Mi passava 6 anni e, quando io ne avevo appena 12, lui prese la patente B per l’automobile. Immaginatevi, (Signori della Corte), a quella età “veloce” cosa rappresentasse per me, che vanto! specialmente rispetto ai miei compagni di liceo, avere un fratello maggiore che poteva portarci in giro con l’auto quando noi non avevamo nemmeno il motorino e divoravamo riviste di auto come “Quattroruote” e “Gente Motori” sbavando per parole e numeri fascinosi come 75, 280 E, abarth, 520, coupé, quadrifoglio, carrera e gto.

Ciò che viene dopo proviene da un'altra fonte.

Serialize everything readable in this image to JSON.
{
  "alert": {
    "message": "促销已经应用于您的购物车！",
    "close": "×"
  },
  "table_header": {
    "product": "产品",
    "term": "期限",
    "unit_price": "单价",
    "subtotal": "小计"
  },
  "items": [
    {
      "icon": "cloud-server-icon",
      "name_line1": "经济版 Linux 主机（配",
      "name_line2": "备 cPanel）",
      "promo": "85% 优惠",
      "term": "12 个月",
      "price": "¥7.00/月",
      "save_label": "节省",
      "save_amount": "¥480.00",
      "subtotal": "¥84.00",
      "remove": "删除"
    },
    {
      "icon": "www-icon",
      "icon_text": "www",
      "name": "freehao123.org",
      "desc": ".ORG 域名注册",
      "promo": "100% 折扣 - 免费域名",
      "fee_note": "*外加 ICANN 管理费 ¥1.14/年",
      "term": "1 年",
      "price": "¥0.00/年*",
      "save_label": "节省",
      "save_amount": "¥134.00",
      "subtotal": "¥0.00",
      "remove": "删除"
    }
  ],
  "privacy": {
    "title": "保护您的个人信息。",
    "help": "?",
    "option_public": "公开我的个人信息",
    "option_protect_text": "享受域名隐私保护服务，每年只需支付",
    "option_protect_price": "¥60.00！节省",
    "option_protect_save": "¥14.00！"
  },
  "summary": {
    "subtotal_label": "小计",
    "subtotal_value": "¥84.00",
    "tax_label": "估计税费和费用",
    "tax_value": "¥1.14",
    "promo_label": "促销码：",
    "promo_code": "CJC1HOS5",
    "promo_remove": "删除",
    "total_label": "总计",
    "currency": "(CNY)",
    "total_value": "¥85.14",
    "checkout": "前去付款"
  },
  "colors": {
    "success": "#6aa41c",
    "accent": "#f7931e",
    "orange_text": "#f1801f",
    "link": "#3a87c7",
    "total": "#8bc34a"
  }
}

E cosa ti scopro alla prima uscita con la assonnata, ma non pigra Fiat da impiegato che mio padre lasciava guidare a Mariano? (Eh…) Cosa ti scopro? Che Mariano ama la prudenza, (ha paura) e, dopo essermi gloriato abbondantemente d’essere fratello di questa specie di eroe decorato, (capirai quale gloriosa medaglia al valore sia la patente! Ce l’ha anche Gino figuriamoci…) di questo guerriero più alto di noi di due spanne, con le spalle più larghe delle nostre e con quattro ruote scalpitanti sotto il culo, (il che mi proteggeva e mi aiutava nella popolarità a scuola) (‘sta volta hai dato tu l’impressione di mandare al diavolo il mondo con il turpiloquio, i giudici non crederanno alla tua immagine di pazzo costruita… le parolacce, il culo… ma va va!) (l’ho fatto apposta) dopotutto mi ritrovo sul muretto dell’adunata, all’uscita del liceo lunedì mattina, ad essere deriso da tutti per la lentezza con cui sabato sera siamo arrivati al mare per la nostra prima cena da ragazzini fuori città senza genitori.
L’hanno saputo anche quelli che non c’erano.
“Mariano tartaruga”, “Leandro lumaca” questo era l’adagio.
Candidato a tal carica (lumaca, lumaca, lumacaaa! ahahahah), benché fosse presto per me per guidare, ho conservato la nomea di lumaca fino a prova contraria. (lumaca solo potenziale, bastardi e bastarda anche tu, voce, che me lo ricordi!) Ed io volevo darla quella prova contraria ed il tarlo della velocità mi ha divorato fino all’età della patente quando ho scoperto che non è poi così facile guidare veloce senza correre rischi, ma ogni giorno che passa, anche ora dopo 16 anni di patente, voglio raggiungere il futuro prima degli altri e girarmi indietro a vedere le tartarughe strascicarsi. È un demone, un demone cattivo la velocità che canticchia “Leandro lumaca” e non la smetterà mai. E tanto più canticchierà, tanto più io fuggirò veloce per non sentirlo, per non farmi raggiungere dalle note beffarde su quel muretto vicino il Liceo, sopra la scalinata. Certo, certo è cattivo, pernicioso lo spirito della velocità, avete dubbi?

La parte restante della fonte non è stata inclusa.